Although the potential for high doses of these drugs to cause adverse effects is well known, the doses used in many of these studies were low, they said. Nevertheless, the potential for adverse effects at low doses is less clear, they said.

Safety data from recent randomized controlled clinical trials of low dose glucocorticoid treatment in rheumatoid arthritis suggest that adverse effects associated with these drugs are modest, and often not statistically different from those of placebo.

The most immediate concern, reduced bone mineral density, can now be readily treated, they said. "Therefore, we believe the evidence that glucocorticoids given in addition to standard therapy can substantially reduce the rate of erosion progression in rheumatoid arthritis is convincing, and that the use of such treatment should be made readily available to patients," the investigators said.

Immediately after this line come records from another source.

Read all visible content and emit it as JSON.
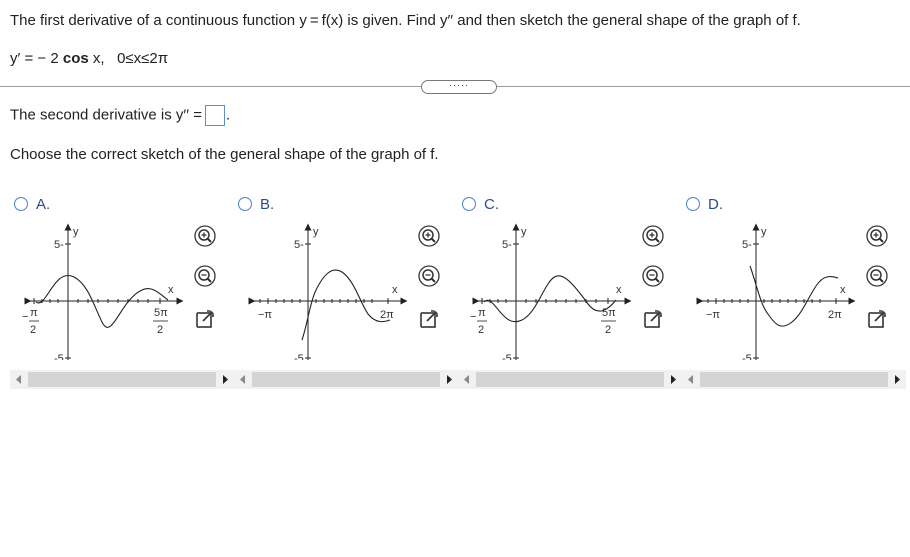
{
  "question": "The first derivative of a continuous function y = f(x) is given. Find y′′ and then sketch the general shape of the graph of f.",
  "derivative": {
    "lhs": "y′ =",
    "minus": "−",
    "coef": "2",
    "func": "cos",
    "var": "x,",
    "domain": "0≤x≤2π"
  },
  "more_button": "·····",
  "second_derivative": {
    "label": "The second derivative is y′′ =",
    "suffix": "."
  },
  "choose_label": "Choose the correct sketch of the general shape of the graph of f.",
  "options": [
    {
      "letter": "A.",
      "x_label": "x",
      "y_label": "y",
      "y_top": "5-",
      "y_bottom": "-5",
      "left_label": "−π/2",
      "right_label": "5π/2"
    },
    {
      "letter": "B.",
      "x_label": "x",
      "y_label": "y",
      "y_top": "5-",
      "y_bottom": "-5",
      "left_label": "−π",
      "right_label": "2π"
    },
    {
      "letter": "C.",
      "x_label": "x",
      "y_label": "y",
      "y_top": "5-",
      "y_bottom": "-5",
      "left_label": "−π/2",
      "right_label": "5π/2"
    },
    {
      "letter": "D.",
      "x_label": "x",
      "y_label": "y",
      "y_top": "5-",
      "y_bottom": "-5",
      "left_label": "−π",
      "right_label": "2π"
    }
  ],
  "colors": {
    "accent": "#4a7fcf",
    "text": "#222222",
    "scroll_track": "#d4d4d4"
  },
  "icons": [
    "zoom-in-icon",
    "zoom-out-icon",
    "open-window-icon",
    "scroll-left-arrow",
    "scroll-right-arrow"
  ]
}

It also seems likely that patients with a disease duration of three or four years might benefit, but it would be inappropriate to extrapolate into longer disease durations without more firm evidence of benefit, the researchers said.

Nevertheless, they added, there remains concern about potential long-term adverse reactions to glucocorticoid therapy, such as increased cardiovascular risk, and this issue requires further research.